Democratic nominee for governor Andrew Gillum on Tuesday released records relating to two trips he took with a Tallahassee lobbyist in 2016, following a meeting with a state ethics investigator.
The records shed some new light on Gillum's trips with lobbyist Adam Corey, a longtime friend of Gillum's who has been at the center of a long-running FBI investigation into city corruption.
The probe has not resulted in charges, and none of the subpoenas the FBI has issued to Tallahassee City Hall have mentioned Gillum.
But Gillum's close association with Corey and trips they took to New York City and Costa Rica in 2016 have been heavily scrutinized.
In August that year, Gillum took a three-night trip to New York on behalf of the People for the American Way Foundation, a nonprofit that Gillum used to work for.
However, part of his trip was organized by a mystery developer named "Mike Miller," who is now believed to have been an undercover FBI agent.
Miller tried to arrange a boat ride, tickets to a Mets game and tickets to the Broadway show "Hamilton" for Gillum, Gillum's brother, and Corey, records show.
Days before the trip, Corey laid out the plans in a calendar invite to Gillum, according to the Tallahassee Democrat: "Gents, Here is the plan from Mike Miller: We are going to do the Mets game Wednesday night. My buddy arranged another boat deal for us Thursday afternoon. Also, we have rooms arranged for everyone starting Wednesday night at the Millennial Hilton."

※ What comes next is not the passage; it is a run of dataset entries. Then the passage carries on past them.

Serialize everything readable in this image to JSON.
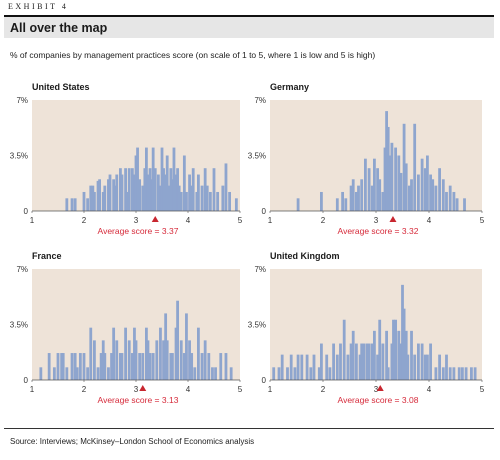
{
  "header": {
    "exhibit": "EXHIBIT 4",
    "title": "All over the map",
    "subtitle": "% of companies by management practices score (on scale of 1 to 5, where 1 is low and 5 is high)"
  },
  "source": "Source: Interviews; McKinsey–London School of Economics analysis",
  "colors": {
    "bar": "#8ea5ce",
    "background": "#eee3d8",
    "marker": "#c8262f",
    "average_text": "#d62a3a"
  },
  "chart_data": [
    {
      "type": "bar",
      "title": "United States",
      "xlim": [
        1,
        5
      ],
      "xticks": [
        "1",
        "2",
        "3",
        "4",
        "5"
      ],
      "ylim": [
        0,
        7
      ],
      "yticks": [
        "0",
        "3.5%",
        "7%"
      ],
      "average_label": "Average score = 3.37",
      "average": 3.37,
      "x": [
        1.67,
        1.77,
        1.83,
        2.0,
        2.07,
        2.13,
        2.17,
        2.2,
        2.27,
        2.3,
        2.37,
        2.4,
        2.47,
        2.5,
        2.57,
        2.6,
        2.63,
        2.7,
        2.73,
        2.8,
        2.83,
        2.87,
        2.93,
        2.97,
        3.0,
        3.03,
        3.07,
        3.13,
        3.17,
        3.2,
        3.23,
        3.27,
        3.3,
        3.33,
        3.37,
        3.43,
        3.47,
        3.5,
        3.53,
        3.57,
        3.6,
        3.63,
        3.67,
        3.7,
        3.73,
        3.77,
        3.8,
        3.83,
        3.87,
        3.93,
        3.97,
        4.03,
        4.07,
        4.1,
        4.17,
        4.2,
        4.27,
        4.33,
        4.37,
        4.43,
        4.5,
        4.57,
        4.67,
        4.73,
        4.8,
        4.93
      ],
      "values": [
        0.8,
        0.8,
        0.8,
        1.2,
        0.8,
        1.6,
        1.6,
        1.2,
        1.9,
        2.0,
        1.2,
        1.6,
        2.0,
        2.3,
        2.0,
        1.6,
        2.3,
        2.7,
        2.3,
        2.7,
        1.2,
        2.7,
        2.7,
        2.3,
        3.5,
        4.0,
        2.0,
        1.6,
        2.7,
        4.0,
        2.3,
        2.7,
        2.0,
        4.0,
        2.7,
        2.3,
        1.6,
        4.0,
        2.7,
        2.3,
        3.5,
        1.6,
        2.7,
        2.0,
        4.0,
        2.3,
        2.7,
        1.6,
        1.2,
        3.5,
        1.2,
        2.3,
        1.6,
        2.7,
        1.2,
        2.3,
        1.6,
        2.7,
        1.6,
        1.2,
        2.7,
        1.2,
        1.6,
        3.0,
        1.2,
        0.8
      ]
    },
    {
      "type": "bar",
      "title": "Germany",
      "xlim": [
        1,
        5
      ],
      "xticks": [
        "1",
        "2",
        "3",
        "4",
        "5"
      ],
      "ylim": [
        0,
        7
      ],
      "yticks": [
        "0",
        "3.5%",
        "7%"
      ],
      "average_label": "Average score = 3.32",
      "average": 3.32,
      "x": [
        1.53,
        1.97,
        2.27,
        2.37,
        2.43,
        2.53,
        2.57,
        2.63,
        2.67,
        2.73,
        2.8,
        2.87,
        2.93,
        2.97,
        3.03,
        3.07,
        3.13,
        3.17,
        3.2,
        3.23,
        3.27,
        3.3,
        3.37,
        3.43,
        3.47,
        3.53,
        3.57,
        3.63,
        3.67,
        3.73,
        3.8,
        3.87,
        3.93,
        3.97,
        4.03,
        4.07,
        4.13,
        4.2,
        4.27,
        4.33,
        4.4,
        4.47,
        4.53,
        4.67
      ],
      "values": [
        0.8,
        1.2,
        0.8,
        1.2,
        0.8,
        1.6,
        2.0,
        1.2,
        1.6,
        2.0,
        3.3,
        2.7,
        1.6,
        3.3,
        2.7,
        2.0,
        1.2,
        4.0,
        6.3,
        5.3,
        3.5,
        4.3,
        4.0,
        3.5,
        2.4,
        5.5,
        3.0,
        1.6,
        2.0,
        5.5,
        2.3,
        3.3,
        2.7,
        3.5,
        2.3,
        2.0,
        1.6,
        2.7,
        2.0,
        1.2,
        1.6,
        1.2,
        0.8,
        0.8
      ]
    },
    {
      "type": "bar",
      "title": "France",
      "xlim": [
        1,
        5
      ],
      "xticks": [
        "1",
        "2",
        "3",
        "4",
        "5"
      ],
      "ylim": [
        0,
        7
      ],
      "yticks": [
        "0",
        "3.5%",
        "7%"
      ],
      "average_label": "Average score = 3.13",
      "average": 3.13,
      "x": [
        1.17,
        1.33,
        1.43,
        1.5,
        1.57,
        1.6,
        1.67,
        1.77,
        1.83,
        1.87,
        1.93,
        2.0,
        2.07,
        2.13,
        2.2,
        2.27,
        2.33,
        2.37,
        2.4,
        2.47,
        2.53,
        2.57,
        2.63,
        2.7,
        2.73,
        2.8,
        2.87,
        2.93,
        2.97,
        3.0,
        3.07,
        3.13,
        3.2,
        3.23,
        3.27,
        3.33,
        3.4,
        3.47,
        3.53,
        3.57,
        3.6,
        3.67,
        3.7,
        3.77,
        3.8,
        3.87,
        3.93,
        3.97,
        4.03,
        4.07,
        4.13,
        4.2,
        4.27,
        4.33,
        4.4,
        4.47,
        4.53,
        4.63,
        4.73,
        4.83
      ],
      "values": [
        0.8,
        1.7,
        0.8,
        1.7,
        1.7,
        1.7,
        0.8,
        1.7,
        1.7,
        0.8,
        1.7,
        1.7,
        0.8,
        3.3,
        2.5,
        0.8,
        1.7,
        2.5,
        1.7,
        0.8,
        1.7,
        3.3,
        2.5,
        1.7,
        1.7,
        3.3,
        2.5,
        1.7,
        3.3,
        2.5,
        1.7,
        1.7,
        3.3,
        2.5,
        1.7,
        1.7,
        2.5,
        3.3,
        2.5,
        4.2,
        2.5,
        1.7,
        1.7,
        3.3,
        5.0,
        2.5,
        1.7,
        4.2,
        2.5,
        1.7,
        0.8,
        3.3,
        1.7,
        2.5,
        1.7,
        0.8,
        0.8,
        1.7,
        1.7,
        0.8
      ]
    },
    {
      "type": "bar",
      "title": "United Kingdom",
      "xlim": [
        1,
        5
      ],
      "xticks": [
        "1",
        "2",
        "3",
        "4",
        "5"
      ],
      "ylim": [
        0,
        7
      ],
      "yticks": [
        "0",
        "3.5%",
        "7%"
      ],
      "average_label": "Average score = 3.08",
      "average": 3.08,
      "x": [
        1.07,
        1.17,
        1.23,
        1.33,
        1.4,
        1.47,
        1.53,
        1.6,
        1.7,
        1.77,
        1.83,
        1.93,
        1.97,
        2.07,
        2.13,
        2.2,
        2.27,
        2.33,
        2.4,
        2.47,
        2.53,
        2.57,
        2.63,
        2.7,
        2.73,
        2.77,
        2.83,
        2.87,
        2.93,
        2.97,
        3.03,
        3.07,
        3.13,
        3.2,
        3.23,
        3.3,
        3.33,
        3.37,
        3.43,
        3.47,
        3.5,
        3.53,
        3.57,
        3.6,
        3.67,
        3.73,
        3.8,
        3.87,
        3.93,
        3.97,
        4.03,
        4.13,
        4.2,
        4.27,
        4.33,
        4.4,
        4.47,
        4.57,
        4.63,
        4.7,
        4.8,
        4.87
      ],
      "values": [
        0.8,
        0.8,
        1.6,
        0.8,
        1.6,
        0.8,
        1.6,
        1.6,
        1.6,
        0.8,
        1.6,
        0.8,
        2.3,
        1.6,
        0.8,
        2.3,
        1.6,
        2.3,
        3.8,
        1.6,
        2.3,
        3.1,
        2.3,
        1.6,
        2.3,
        2.3,
        2.3,
        2.3,
        2.3,
        3.1,
        1.6,
        3.8,
        2.3,
        3.1,
        0.8,
        2.3,
        3.8,
        3.8,
        3.1,
        2.3,
        6.0,
        4.5,
        3.1,
        1.6,
        3.1,
        1.6,
        2.3,
        2.3,
        1.6,
        1.6,
        2.3,
        0.8,
        1.6,
        0.8,
        1.6,
        0.8,
        0.8,
        0.8,
        0.8,
        0.8,
        0.8,
        0.8
      ]
    }
  ]
}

The timeline laid out by the campaign on Tuesday shows Corey's plans were slightly off.
Gillum's campaign released an unsigned hotel invoice showing he spent Tuesday and Wednesday night at a different hotel. The Open Society Foundation, another nonprofit, paid for the room, according to the campaign. On Thursday night, Gillum stayed at the Millennium hotel with his brother.
Gillum's campaign said Tuesday that Gillum did not attend the Mets game and did not meet up with the group until Thursday night, when Gillum's brother handed him a ticket to "Hamilton."
"After the trip, Mayor Gillum learned Marcus Gillum had obtained that ticket in a swap with Adam Corey for a concert ticket," Gillum's campaign said in a statement.
But Corey's lawyer, Christopher Kise, told the Associated Press Tuesday night that the idea that Corey swapped tickets with Marcus Gillum was "nonsense."
On Friday, the last day of the trip, Gillum took the boat ride around the Statue of Liberty with Corey and Miller. A photo of the three on the boat was published by Tallahassee television station WCTV.
Questions have also been raised about a trip Gillum and his wife took to Costa Rica with Corey and about 10 other people.
The campaign on Tuesday released copies of bank transactions and credit card statements to clear up details of the trip. The records show that Gillum took out $400 in cash the day before the trip, which he used to pay for their portion of a large villa the group shared.
"Mayor Gillum and his wife paid cash for their portions of the group lodging (similar to how someone might pay someone back if a reservation was booked on Airbnb), and paid by credit card for other outings," the campaign said.
After news of the New York trip surfaced last year, Tallahassee businessman Erwin Jackson filed an ethics complaint against Gillum. Gillum and his lawyer met with the investigator Tuesday morning, according to the campaign.
Gillum used the release of the receipts to take a shot at Republican Ron DeSantis, his opponent in November who has been a vocal critic of Special Counsel Robert Mueller's investigation into President Donald Trump.
“Here in Florida, we’ve done everything we can to aide the agency, while Ron DeSantis and Donald Trump have done the exact opposite — demonizing the FBI and making the case that collusion is not a crime," Gillum said in a statement.
In response, DeSantis spokesman Stephen Lawson dismissed the records.
"These receipts do nothing to shed light on his luxury trips to Costa Rica and New York City with lobbyists and undercover FBI agents," Lawson said. "In fact, they simply raise more questions about Gillum’s ongoing involvement."